Question:

Curvilinear subschemes and Ext functors.

Easton: 3 days ago

Let $S$ be a smooth, projective surface over $\mathbb{C}$ and let $\xi$ be a $0$-dimensional subscheme. I look at the sheaf $\underline{Ext}^2(O_\xi,O_S)$. Is it true that, if $\xi$ is curvilinear, then $\underline{Ext}^2(O_\xi,O_S)=O_\xi$? What happens instead if $\xi$ is not curvilinear?

Answer:
Miles: 3 days ago

Yes, it is true. Indeed, if $\xi$ is curvilinear then it is lci, so locally there is a resolution $$ 0 \to O_S \xrightarrow{ (g,-f) } O_S \oplus O_S \xrightarrow{ (f,g) } O_S \to O_\xi \to 0. $$ Applying local $Hom$ to $O_S$ one obtains an exact sequence $$ 0 \to O_S \xrightarrow{ (f,g) } O_S \oplus O_S \xrightarrow{ (g,-f) } O_S \to \underline{Ext}^2(O_\xi,O_S) \to 0. $$ It is clear that the second complex is isomorphic to the first, so $\underline{Ext}^2(O_\xi,O_S) \cong O_\xi$.
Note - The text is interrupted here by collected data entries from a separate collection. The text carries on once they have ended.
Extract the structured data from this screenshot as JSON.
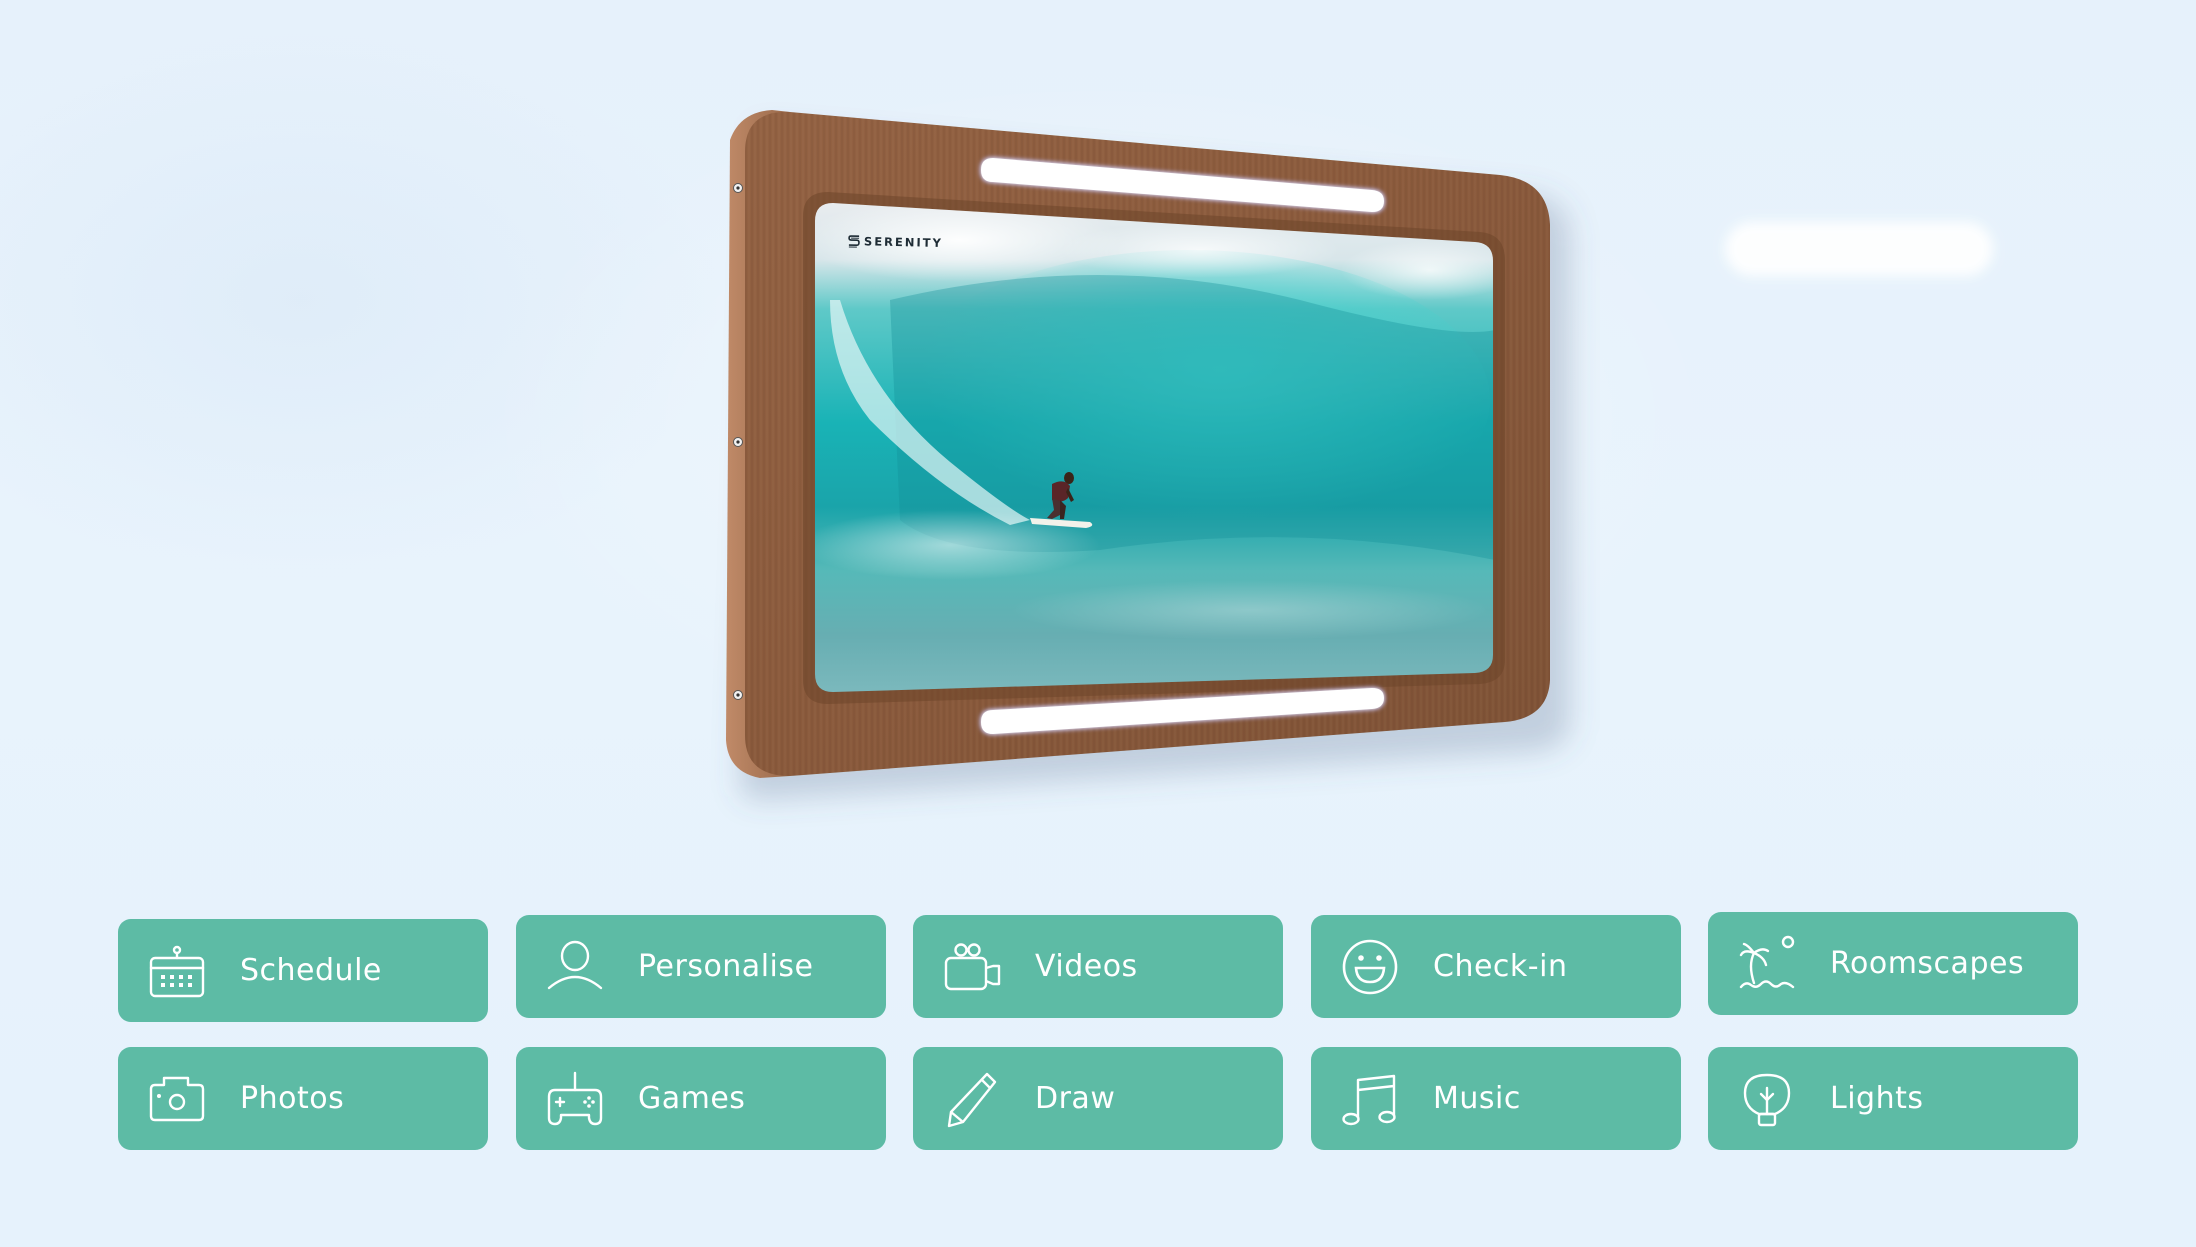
{
  "device": {
    "brand": "SERENITY",
    "screen_content": "surfer-riding-wave-photo",
    "colors": {
      "wood": "#8a5a3c",
      "wood_edge": "#b07d5c",
      "light_bar": "#ffffff",
      "wave_teal": "#1fb5b5"
    }
  },
  "tiles": [
    {
      "label": "Schedule",
      "icon": "calendar-icon"
    },
    {
      "label": "Personalise",
      "icon": "user-icon"
    },
    {
      "label": "Videos",
      "icon": "video-camera-icon"
    },
    {
      "label": "Check-in",
      "icon": "smiley-face-icon"
    },
    {
      "label": "Roomscapes",
      "icon": "palm-island-icon"
    },
    {
      "label": "Photos",
      "icon": "camera-icon"
    },
    {
      "label": "Games",
      "icon": "gamepad-icon"
    },
    {
      "label": "Draw",
      "icon": "pencil-icon"
    },
    {
      "label": "Music",
      "icon": "music-note-icon"
    },
    {
      "label": "Lights",
      "icon": "lightbulb-icon"
    }
  ],
  "theme": {
    "tile_color": "#5dbba5",
    "tile_text": "#ffffff",
    "background": "#e6f1fb"
  }
}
On the other hand, the simplest example of a subscheme which is not curvilinear is $\xi = Spec\ k[x,y]/(x^2,xy,y^2) \subset Spec\ k[x,y]$. There is a resolution $$ 0 \to O_S^2 \xrightarrow{ \left(\begin{smallmatrix} y & 0 \cr -x & y \cr 0 & -x \end{smallmatrix}\right) } O_S^3 \xrightarrow{ (x^2,xy,y^2) } O_S \to O_\xi \to 0. $$ Applying local $Hom$ to $O_S$ one deduces that $$ \underline{Ext}^2(O_\xi,O_S) = Coker(O_S^3 \xrightarrow{ \left(\begin{smallmatrix} y & -x & 0 \cr 0 & y & -x \end{smallmatrix}\right) } O_S^2). $$ It follows that as a $k[x,y]$-module it is a vector space of dimension 3 with the action of $x$ and $y$ given by $$ x= \left(\begin{smallmatrix} 0 & 0 & 0 \cr 0 & 0 & 0 \cr 1 & 0 & 0 \end{smallmatrix}\right), \qquad y= \left(\begin{smallmatrix} 0 & 0 & 0 \cr 0 & 0 & 0 \cr 0 & 1 & 0 \end{smallmatrix}\right). $$ In particular, it is not generated by 1 vector (as a $k[x,y]$-module), so it is not isomorphic to $O_\xi$.